בס׳ד

"Where does it say that you have a contract with G-d to have an easy life?"

the Lubavitcher Rebbe



"Failure is not the enemy of success; it is its prerequisite."

Rabbi Nosson Scherman



30 Nov 2011

Over and over

R' Chiya bar Abba said in the name of R' Yochanan: What is the meaning of that which is written (Mishlei 27:18), "He who guards the fig tree shall eat from its fruit?" Why are the words of Torah likened to a fig tree? Just as a fig tree - every time one handles it, he finds more ripe figs (the fruits of a fig tree ripen at staggered intervals), so too with the words of the Torah, every time a person studies them he finds in them new flavour. (Gemara Eiruvin 54b)

In his preface to Pe-as Shulchan, R' Yisrael Shklover writes of his master and teacher, the Gaon of Vilna, "He reviewed all of Talmud Bavli every month. His toil in the study of the holy Torah defies description. He would review each chapter and masechta (tractate) hundreds, and even thousands of times. Out of immense love for the holy Torah, he once spent a long winter night reviewing over and over a single Mishnah in Seder Taharos."
Read full article: http://www.torah.org/learning/olas-shabbos/5758/vaeschanan.html#

Chadrei Chadarim has an article about a sign that was recently erected next to a gravestone of a man who was niftar many years ago. In his will, Rabbi Eliezer Yoseph Lederberg requested that the words that he learned Mesechtot "Beitza" and "Rosh Hashana" over 4000 times should be engraved on his gravestone to perhaps inspire others to do the same. The sign was put up not long ago so that people should take notice.

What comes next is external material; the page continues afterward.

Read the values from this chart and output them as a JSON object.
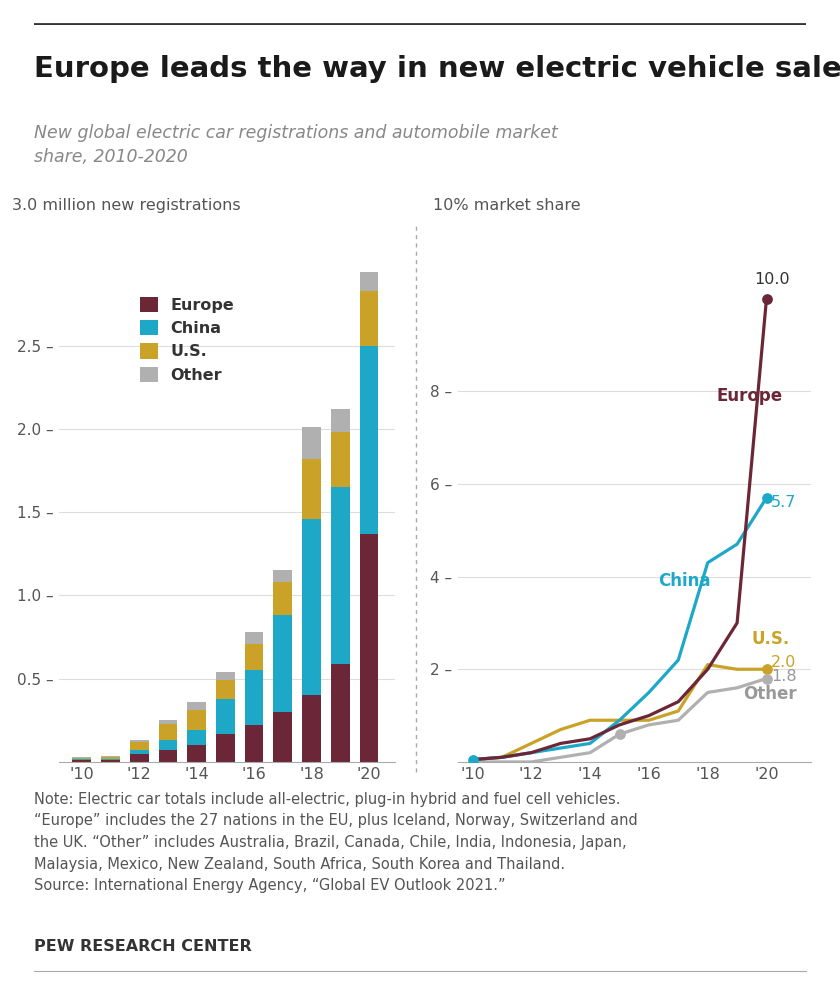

A talmid of Rav Nosson Tzvi Finkel ztl describes the Rabbi's love for Torah.

One thing in particular that I shall remember about his love for learning was his reaction to the d'var Torah I once said to him. A few years ago during the Lebanon War, in order to encourage the talmidim to continue learning with the same vigour, he requested that we prepare a d'var Torah with our own novel ideas from the books we were studying, eventually to be compiled together in a book. I was so inspired from this ordeal that I felt that I wanted to give him some nachas, just as a child wants to give a parent, and so I decided to tell him my d'var Torah. He listened attentively, as if this were the first time he had ever heard such things, and then at the end he grinned from ear to ear and said 'emes', meaning, 'what you have said is true'. It didn't matter that he knew it already, every word of Torah from anyone, especially a talmid, was precious and exciting to him.